Dans le cadre du G8, l’Italie joue aussi un rôle propulsif en ce qui concerne les questions environnementales et elle a lancé un partenariat pour promouvoir le développement des bio énergies. L’Italie attend avec intérêt les conclusions du prochain Sommet G8 de Heiligendamm qui va consacrer une partie importante au débat sur les changements climatiques et sur l’efficacité énergétique.
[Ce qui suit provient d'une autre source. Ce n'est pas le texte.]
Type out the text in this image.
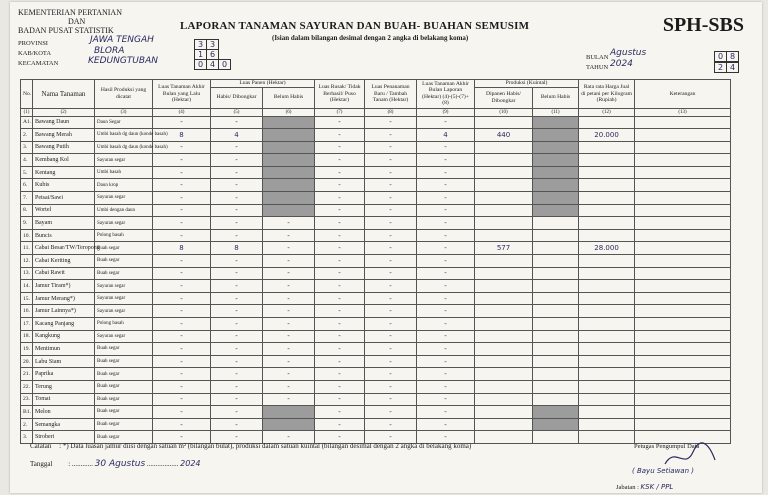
KEMENTERIAN PERTANIAN
DAN
BADAN PUSAT STATISTIK	LAPORAN TANAMAN SAYURAN DAN BUAH- BUAHAN SEMUSIM
(Isian dalam bilangan desimal dengan 2 angka di belakang koma)
SPH-SBS
PROVINSI	JAWA TENGAH	3 3
KAB/KOTA	BLORA	1 6
KECAMATAN	KEDUNGTUBAN	0 4 0
BULAN Agustus	0 8
TAHUN 2024	2 4
No.	Nama Tanaman	Hasil Produksi yang dicatat	Luas Tanaman Akhir Bulan yang Lalu (Hektar)	Luas Panen (Hektar)		Luas Rusak/ Tidak Berhasil/ Puso (Hektar)	Luas Penanaman Baru / Tambah Tanam (Hektar)	Luas Tanaman Akhir Bulan Laporan (Hektar) (4)-(5)-(7)+(8)	Produksi (Kuintal)		Rata rata Harga Jual di petani per Kilogram (Rupiah)	Keterangan
				Habis/ Dibongkar	Belum Habis				Dipanen Habis/ Dibongkar	Belum Habis		
(1)	(2)	(3)	(4)	(5)	(6)	(7)	(8)	(9)	(10)	(11)	(12)	(13)
A1.	Bawang Daun	Daun Segar	-	-		-	-	-				
2.	Bawang Merah	Umbi basah dg daun (konde basah)	8	4		-	-	4	440		20.000	
3.	Bawang Putih	Umbi basah dg daun (konde basah)	-	-		-	-	-				
4.	Kembang Kol	Sayuran segar	-	-		-	-	-				
5.	Kentang	Umbi basah	-	-		-	-	-				
6.	Kubis	Daun krop	-	-		-	-	-				
7.	Petsai/Sawi	Sayuran segar	-	-		-	-	-				
8.	Wortel	Umbi dengan daun	-	-		-	-	-				
9.	Bayam	Sayuran segar	-	-	-	-	-	-				
10.	Buncis	Polong basah	-	-	-	-	-	-				
11.	Cabai Besar/TW/Teropong	Buah segar	8	8	-	-	-	-	577		28.000	
12.	Cabai Keriting	Buah segar	-	-	-	-	-	-				
13.	Cabai Rawit	Buah segar	-	-	-	-	-	-				
14.	Jamur Tiram*)	Sayuran segar	-	-	-	-	-	-				
15.	Jamur Merang*)	Sayuran segar	-	-	-	-	-	-				
16.	Jamur Lainnya*)	Sayuran segar	-	-	-	-	-	-				
17.	Kacang Panjang	Polong basah	-	-	-	-	-	-				
18.	Kangkung	Sayuran segar	-	-	-	-	-	-				
19.	Mentimun	Buah segar	-	-	-	-	-	-				
20.	Labu Siam	Buah segar	-	-	-	-	-	-				
21.	Paprika	Buah segar	-	-	-	-	-	-				
22.	Terung	Buah segar	-	-	-	-	-	-				
23.	Tomat	Buah segar	-	-	-	-	-	-				
B1.	Melon	Buah segar	-	-		-	-	-				
2.	Semangka	Buah segar	-	-		-	-	-				
3.	Stroberi	Buah segar	-	-	-	-	-	-				
Catatan : *) Data luasan jamur diisi dengan satuan m² (bilangan bulat), produksi dalam satuan kuintal (bilangan desimal dengan 2 angka di belakang koma)
Tanggal : ............ 30 Agustus .................. 2024
Petugas Pengumpul Data
( Bayu Setiawan )
Jabatan : KSK / PPL
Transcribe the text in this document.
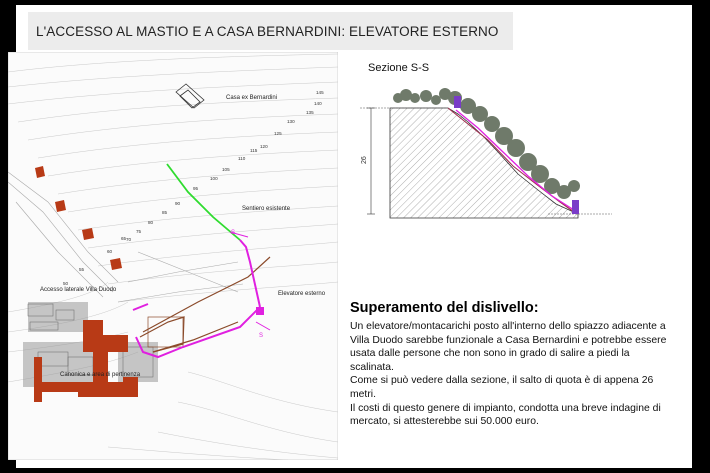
L'ACCESSO AL MASTIO E A CASA BERNARDINI: ELEVATORE ESTERNO
S
S
Casa ex Bernardini
Sentiero esistente
Elevatore esterno
Accesso laterale Villa Duodo
Canonica e area di pertinenza
145
140
135
130
125
120
115
110
105
100
95
90
85
80
75
70
65
60
55
50
Sezione S-S
26
Superamento del dislivello:

Un elevatore/montacarichi posto all'interno dello spiazzo adiacente a Villa Duodo sarebbe funzionale a Casa Bernardini e potrebbe essere usata dalle persone che non sono in grado di salire a piedi la scalinata.

Come si può vedere dalla sezione, il salto di quota è di appena 26 metri.

Il costi di questo genere di impianto, condotta una breve indagine di mercato, si attesterebbe sui 50.000 euro.
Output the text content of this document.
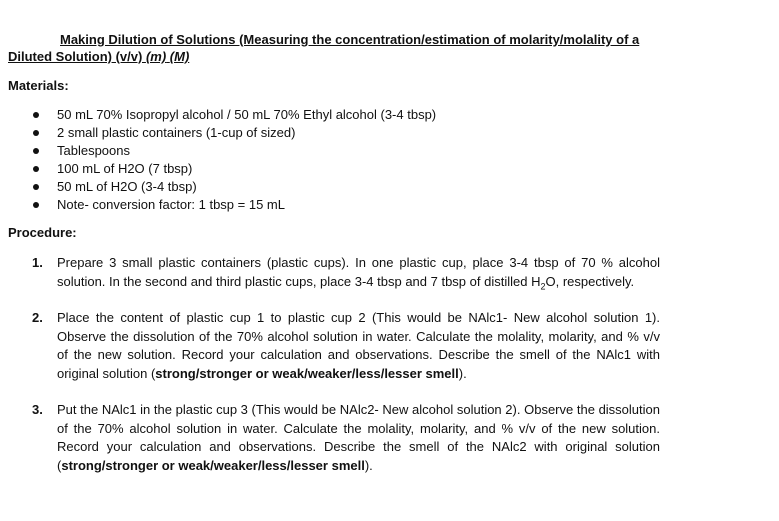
Making Dilution of Solutions (Measuring the concentration/estimation of molarity/molality of a Diluted Solution) (v/v) (m) (M)
Materials:
50 mL 70% Isopropyl alcohol / 50 mL 70% Ethyl alcohol (3-4 tbsp)
2 small plastic containers (1-cup of sized)
Tablespoons
100 mL of H2O (7 tbsp)
50 mL of H2O (3-4 tbsp)
Note- conversion factor: 1 tbsp = 15 mL
Procedure:
1. Prepare 3 small plastic containers (plastic cups). In one plastic cup, place 3-4 tbsp of 70 % alcohol solution. In the second and third plastic cups, place 3-4 tbsp and 7 tbsp of distilled $H_2O$, respectively.
2. Place the content of plastic cup 1 to plastic cup 2 (This would be NAlc1- New alcohol solution 1). Observe the dissolution of the 70% alcohol solution in water. Calculate the molality, molarity, and % v/v of the new solution. Record your calculation and observations. Describe the smell of the NAlc1 with original solution (strong/stronger or weak/weaker/less/lesser smell).
3. Put the NAlc1 in the plastic cup 3 (This would be NAlc2- New alcohol solution 2). Observe the dissolution of the 70% alcohol solution in water. Calculate the molality, molarity, and % v/v of the new solution. Record your calculation and observations. Describe the smell of the NAlc2 with original solution (strong/stronger or weak/weaker/less/lesser smell).
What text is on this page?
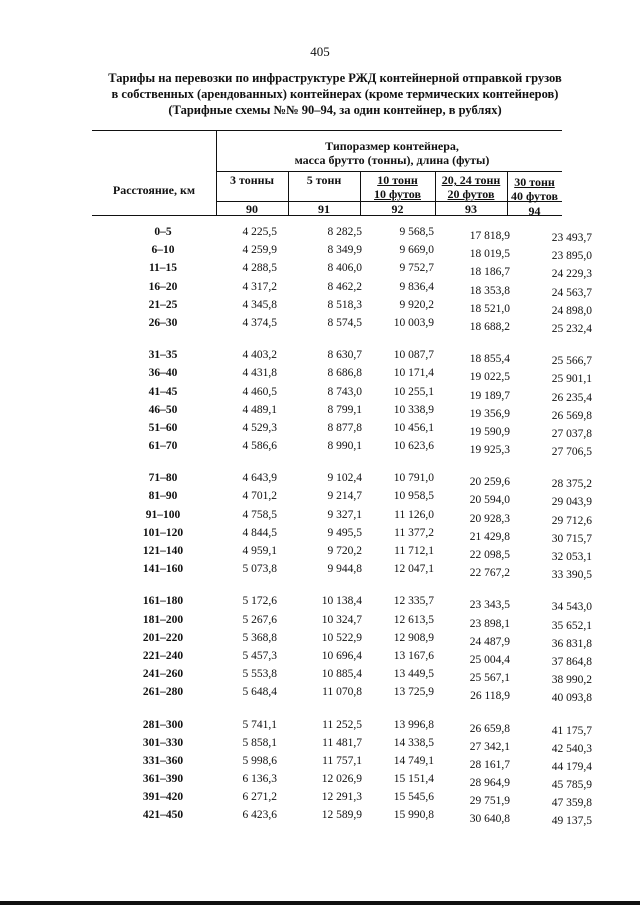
405
Тарифы на перевозки по инфраструктуре РЖД контейнерной отправкой грузов
в собственных (арендованных) контейнерах (кроме термических контейнеров)
(Тарифные схемы №№ 90–94, за один контейнер, в рублях)
Типоразмер контейнера,
масса брутто (тонны), длина (футы)
Расстояние, км
3 тонны	5 тонн	10 тонн
10 футов
20, 24 тонн
20 футов
30 тонн
40 футов
90	91	92	93	94
0–5	4 225,5	8 282,5	9 568,5	17 818,9	23 493,7
6–10	4 259,9	8 349,9	9 669,0	18 019,5	23 895,0
11–15	4 288,5	8 406,0	9 752,7	18 186,7	24 229,3
16–20	4 317,2	8 462,2	9 836,4	18 353,8	24 563,7
21–25	4 345,8	8 518,3	9 920,2	18 521,0	24 898,0
26–30	4 374,5	8 574,5	10 003,9	18 688,2	25 232,4
31–35	4 403,2	8 630,7	10 087,7	18 855,4	25 566,7
36–40	4 431,8	8 686,8	10 171,4	19 022,5	25 901,1
41–45	4 460,5	8 743,0	10 255,1	19 189,7	26 235,4
46–50	4 489,1	8 799,1	10 338,9	19 356,9	26 569,8
51–60	4 529,3	8 877,8	10 456,1	19 590,9	27 037,8
61–70	4 586,6	8 990,1	10 623,6	19 925,3	27 706,5
71–80	4 643,9	9 102,4	10 791,0	20 259,6	28 375,2
81–90	4 701,2	9 214,7	10 958,5	20 594,0	29 043,9
91–100	4 758,5	9 327,1	11 126,0	20 928,3	29 712,6
101–120	4 844,5	9 495,5	11 377,2	21 429,8	30 715,7
121–140	4 959,1	9 720,2	11 712,1	22 098,5	32 053,1
141–160	5 073,8	9 944,8	12 047,1	22 767,2	33 390,5
161–180	5 172,6	10 138,4	12 335,7	23 343,5	34 543,0
181–200	5 267,6	10 324,7	12 613,5	23 898,1	35 652,1
201–220	5 368,8	10 522,9	12 908,9	24 487,9	36 831,8
221–240	5 457,3	10 696,4	13 167,6	25 004,4	37 864,8
241–260	5 553,8	10 885,4	13 449,5	25 567,1	38 990,2
261–280	5 648,4	11 070,8	13 725,9	26 118,9	40 093,8
281–300	5 741,1	11 252,5	13 996,8	26 659,8	41 175,7
301–330	5 858,1	11 481,7	14 338,5	27 342,1	42 540,3
331–360	5 998,6	11 757,1	14 749,1	28 161,7	44 179,4
361–390	6 136,3	12 026,9	15 151,4	28 964,9	45 785,9
391–420	6 271,2	12 291,3	15 545,6	29 751,9	47 359,8
421–450	6 423,6	12 589,9	15 990,8	30 640,8	49 137,5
Le gouvernement italien organisera à l’automne prochain une Conférence nationale sur le climat dont le but est de sensibiliser l’opinion publique et favoriser l’adoption d’une stratégie à long terme pour contrecarrer le réchauffement. Le débat portera également sur le rapport entre sécurité et changements climatiques.
Madame le Président,
en conclusion, il faut donc s’engager avec détermination et agir vite, tant sous la forme de l’adaptation que sous celle de la mitigation. Une action tardive risquerait de faire augmenter les coûts et de rendre même irréversible le réchauffement de la planète, avec tous les effets dévastateurs qui en découleraient aussi en termes de manque de prévention des conflits.
En particulier, le gouvernement italien renouvelle, à l’occasion de ce Conseil de Sécurité, son propre soutien à toutes ces initiatives qui visent à atteindre un consensus en vue d’élaborer un nouvel accord international, universellement agrée, pour la lutte contre les changements climatiques et, dans cet esprit, il est prêt à s’activer avec les partenaires européens.